Que sait-on de la transmission du coronavirus pour les personnes vaccinées?
Des données récentes jettent un doute sur le niveau d’efficacité des vaccins à empêcher l’infection par le variant Delta et sa transmission. Quelles conséquences pour la gestion de l’épidémie? Et pourquoi les vaccins restent malgré tout le meilleur rempart?
Les vaccins restent extrêmement efficaces contre les formes graves de Covid mais n’offrent qu’une protection partielle contre une infection par le variant Delta, désormais dominant dans le monde, indiquent des chiffres britanniques et israéliens.
Une vaste étude anglaise réalisée du 24 juin au 12 juillet et rendue publique mercredi conclut à une «efficacité imparfaite du vaccin contre l’infection». Le vaccin est efficace à 49% contre l’infection chez les 18 à 64 ans, un taux qui monte à 59% pour les infections symptomatiques.
Les vaccinés ont trois fois moins de chances d’être testés positifs, «il existe toujours un risque d’infection, aucun vaccin n’est efficace à 100%», souligne Paul Elliott, responsable de l’étude.
Six semaines auparavant, une autre étude britannique concluait que le vaccin Pfizer/BioNTech était efficace à 88% contre la forme symptomatique du Covid provoquée par le variant Delta, et AstraZeneca, à 60%.
En Israël, confronté plus tardivement à ce variant, des données officielles publiées le 22 juillet montrent une efficacité de seulement 39% du vaccin Pfizer/BioNTech contre la contamination, et de 40,5% contre un Covid symptomatique.
Le chiffre de 39% est à prendre avec prudence, préviennent toutefois plusieurs épidémiologistes, car il portait sur une période où Israël enregistrait relativement peu de cas au total (entre le 20 juin et le 17 juillet).
S’ils se confirmaient, ces taux d’efficacité en baisse pourraient être le signe d’un recul de l’immunité chez les vaccinés depuis des mois, ou d’une capacité accrue du variant Delta par rapport aux souches précédentes à déjouer les défenses immunitaires, grâce notamment à sa capacité à se répliquer plus rapidement.
L’étude d’un cluster dans l’Etat du Massachusetts, dévoilée la semaine dernière, a surpris par la quantité de virus retrouvée chez les personnes vaccinées infectées, comparable à celle des non vaccinées.
«Certaines personnes infectées par le variant Delta après la vaccination peuvent être contagieuses et transmettre le virus à d’autres personnes», a commenté Rochelle Walensky, directrice des Centres de prévention et de lutte contre les maladies (CDC) américains, qualifiant ces données d’«inquiétantes».
Là encore, les spécialistes invitent à la prudence.
«Jusqu’à présent, toutes les autres études ont montré que les personnes vaccinées infectées ont une charge virale plus faible, et donc transmettent probablement beaucoup moins que ne le font les personnes non vaccinées», explique à l’AFP l’immunologiste Claude-Agnès Reynaud, directrice de recherche au CNRS.
«Il est important de noter que les (tests de dépistage) RT-PCR mesurent l’ARN viral» (la quantité de matériel génétique de virus) et «pas le virus infectieux», souligne aussi la virologue Angela Rasmussen, sur Twitter.
Il est donc «difficile de dire sur la base de ces seules données» que les personnes vaccinées sont aussi contagieuses, même si la précaution impose «de faire comme si elles l’étaient», précise la chercheuse affiliée à l’université de Georgetown.
Par ailleurs, «les gens vaccinés qui sont infectés (…) excrètent moins longtemps le virus, ils vont être contagieux moins longtemps», a souligné l’infectiologue française Odile Launay, citant une étude singapourienne portant sur des patients hospitalisés.

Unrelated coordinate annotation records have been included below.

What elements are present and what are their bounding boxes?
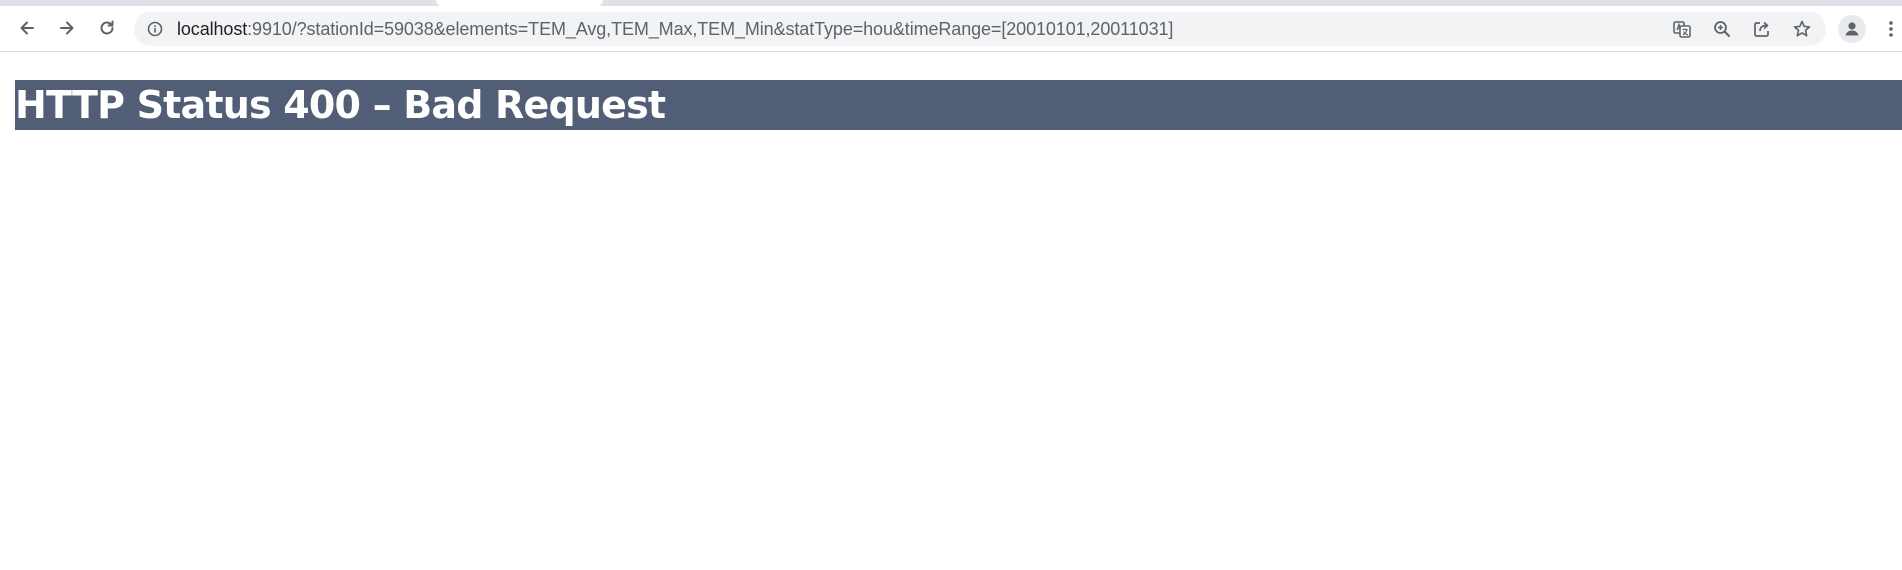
url-text[interactable]: localhost:9910/?stationId=59038&elements… xyxy=(177,12,1173,46)
address-bar[interactable]: localhost:9910/?stationId=59038&elements… xyxy=(134,12,1826,46)
reload-icon xyxy=(100,20,114,35)
zoom-icon xyxy=(1714,21,1730,37)
url-host: localhost xyxy=(177,19,248,39)
kebab-menu-icon xyxy=(1889,21,1893,37)
arrow-left-icon xyxy=(20,21,34,35)
url-path: :9910/?stationId=59038&elements=TEM_Avg,… xyxy=(247,19,1174,39)
page-content: HTTP Status 400 – Bad Request xyxy=(0,52,1902,570)
translate-button[interactable] xyxy=(1670,17,1694,41)
bookmark-button[interactable] xyxy=(1790,17,1814,41)
browser-toolbar: localhost:9910/?stationId=59038&elements… xyxy=(0,6,1902,52)
share-button[interactable] xyxy=(1750,17,1774,41)
profile-button[interactable] xyxy=(1838,15,1866,43)
error-heading: HTTP Status 400 – Bad Request xyxy=(15,80,1902,130)
info-icon[interactable] xyxy=(147,21,163,37)
arrow-right-icon xyxy=(60,21,74,35)
star-icon xyxy=(1793,20,1811,37)
forward-button[interactable] xyxy=(52,13,82,43)
zoom-button[interactable] xyxy=(1710,17,1734,41)
menu-button[interactable] xyxy=(1884,15,1898,43)
translate-icon xyxy=(1673,21,1691,38)
person-icon xyxy=(1845,22,1859,36)
back-button[interactable] xyxy=(12,13,42,43)
reload-button[interactable] xyxy=(92,13,122,43)
share-icon xyxy=(1754,21,1769,37)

Ces données confirment que le vaccin n’octroie pas un «totem d’immunité» et que le coronavirus peut continuer à circuler chez les personnes vaccinées.
Mais elles ne doivent pas faire oublier l’essentiel: le nombre de personnes contaminées par chaque nouveau cas positif sera bien moindre s’il est en présence de personnes vaccinées, plus difficiles à infecter.
La vaccination «crée une barrière à la transmission du virus au niveau de la population», résume Angela Rasmussen.
«Le problème, c’est qu’il n’y a pas assez de barrières» pour que le virus «échoue à trouver un nouvel hôte» et cesse de circuler, ajoute-t-elle. Ce qui plaide pour le maintien de «barrières supplémentaires».
«C’est pour cela qu’aujourd’hui, on demande aux gens de continuer à porter le masque dans les milieux fermés, les rassemblements et à proximité des personnes fragiles», souligne aussi Odile Launay.
C’est la conclusion tirée par les autorités sanitaires américaines, qui ont de nouveau recommandé le port du masque en intérieur pour les personnes vaccinées dans les zones à haut risque.